We spend the next five minutes taking apart one of the fobs to see how they work. It’s wonderfully simple – two watch type batteries, a wire, and an LED light. I observe that the batteries are wired in series, not parallel. She expresses no interest in my observation, and now that we’ve got it taken apart, she’s rapidly losing interest in the guts of the device. This is also an important part of unschooling, for me – gauging my kids’ interest in things allows me to bring home resources that will fuel them. Electronics might not be one of them, right now anyway – good to know.

We make our way home, stash the remaining fobs in her closet, and our story is done.

* * *

My ten-year-old daughter learned more tonight in thirty minutes than I learned entire days in public school. I did not question the motives of car dealerships until I was twenty-two; I thought they were extravagant, luxurious places where rich people bought cars and treated you well. The real, practical insight my daughter gained is hers to use (or discard, really) and gained from real experience with a dealership, at nearly 9pm in an empty post office on a Tuesday night. That doesn’t happen in school. This isn’t an unusual example for my family, either. I’m not cherry picking the best bits to make us look slick or pretend something is happening that is not.

Life is learning. This is what it looks like for my family to go with that flow of learning, while everyone around us is boxing it up into districts, tests, education boards, tests, grades, denied bathroom breaks, and more tests. These are the moments that remind me why we unschool. These moments happen constantly, and they are natural. They are easy. They are fun. I love being a parent, and I love spending time with my children. They’re awesome people, and I’m grateful to be alive and that I get to see them live.

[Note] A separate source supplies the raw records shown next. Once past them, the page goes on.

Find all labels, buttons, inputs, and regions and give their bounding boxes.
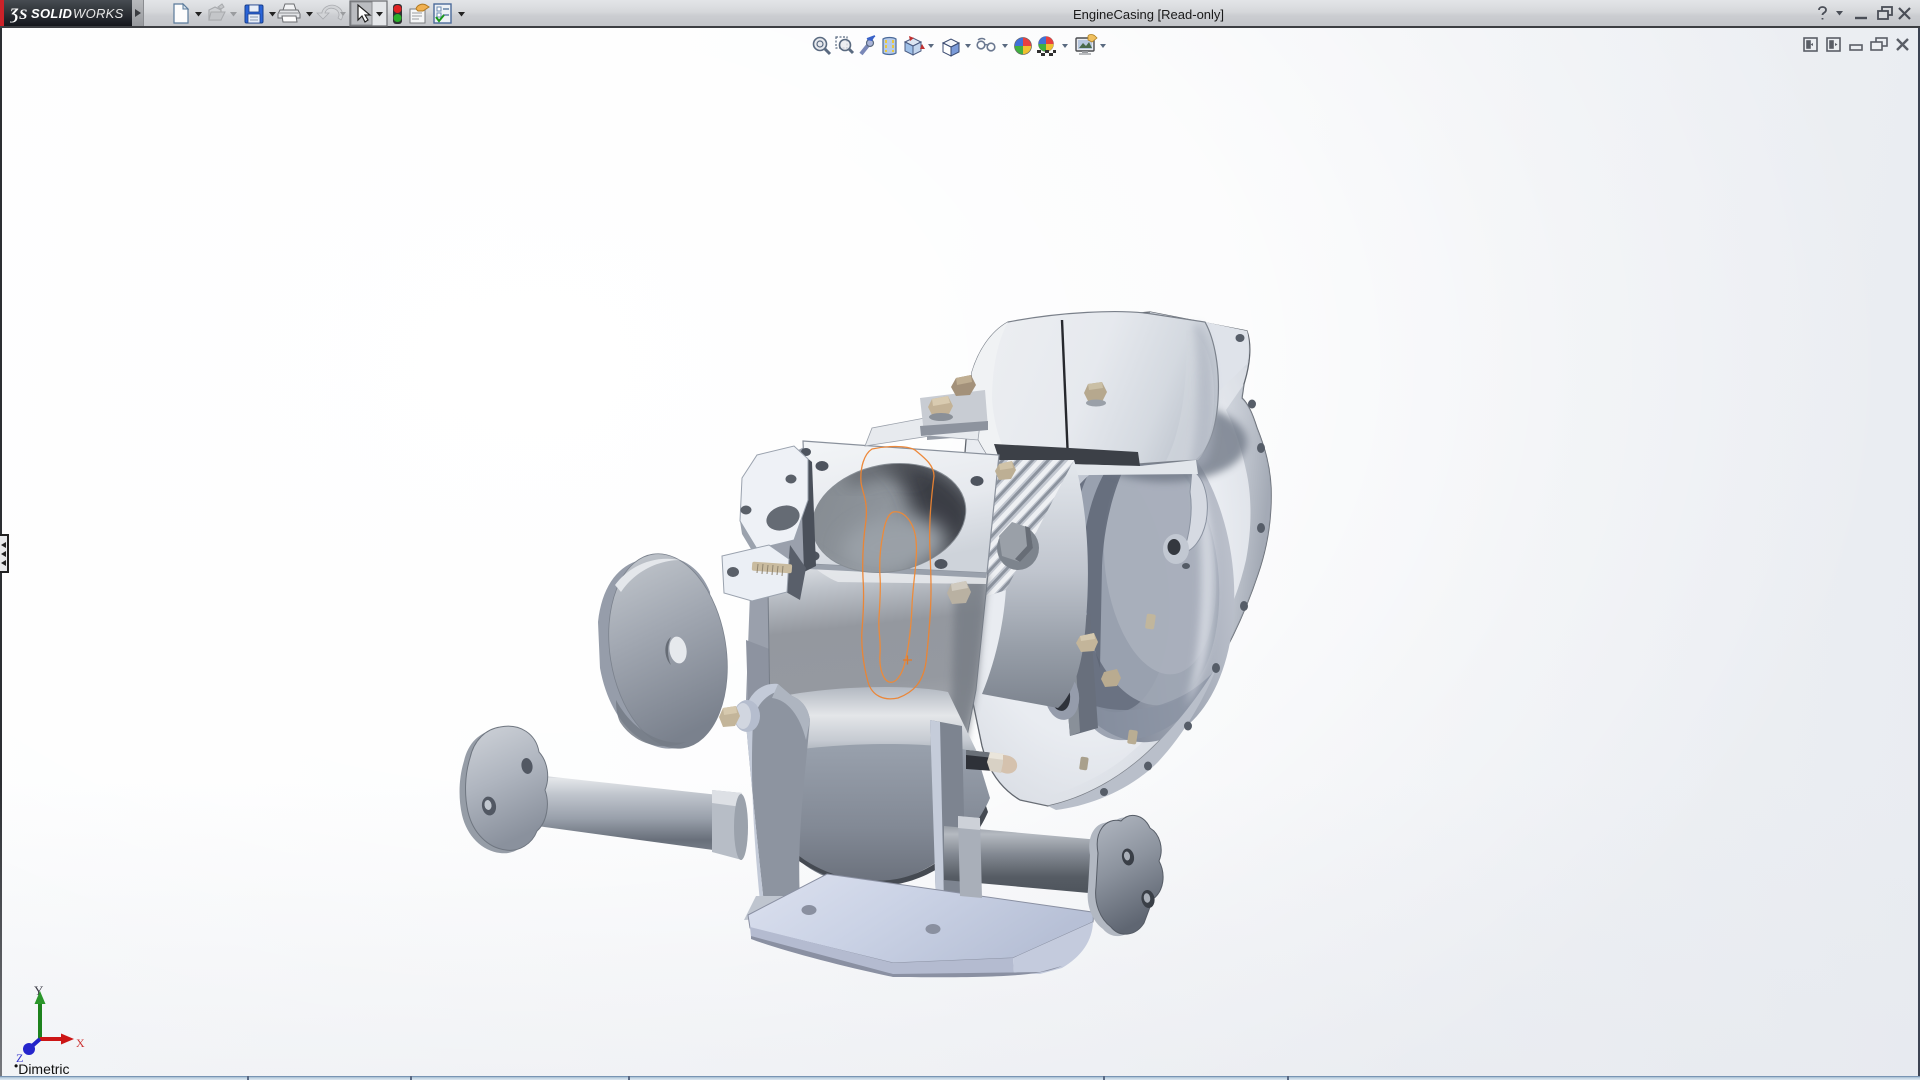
svg-text:S: S: [19, 7, 27, 23]
svg-text:SOLID: SOLID: [31, 6, 73, 21]
svg-text:WORKS: WORKS: [73, 6, 124, 21]
svg-text:X: X: [76, 1036, 85, 1050]
svg-text:Ʒ: Ʒ: [10, 6, 19, 23]
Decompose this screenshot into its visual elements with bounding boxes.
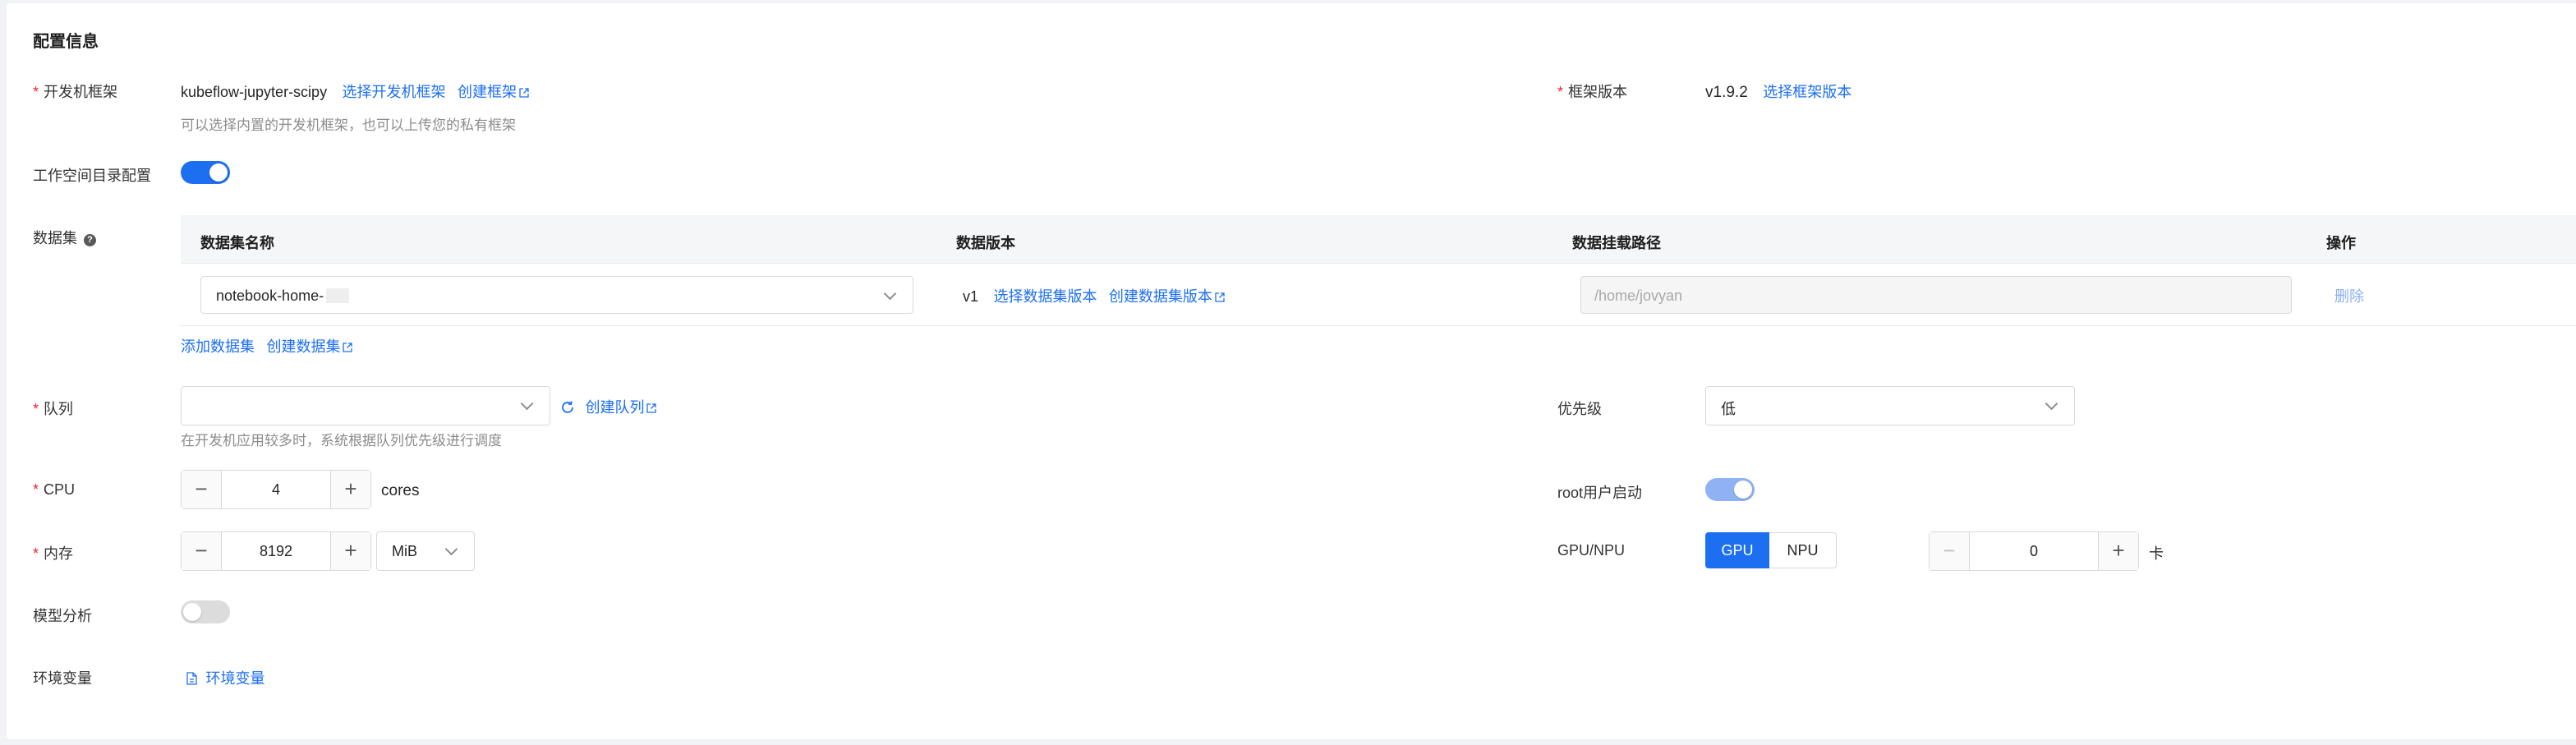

By day, Ralph Hogaboom runs the network and servers at Grays Harbor College in Aberdeen, WA. The rest of his time is spent with his family, writing and playing music in the indie pop band Best F-Tigers Forever!!, baking and cooking, managing his 24/7 120-player global collocated Minecraft server, watching b-movies from the 1970s, tinkering with electronics, running his record label Mighty Kitten Records, and designing for print and the web as HQX Design Inc.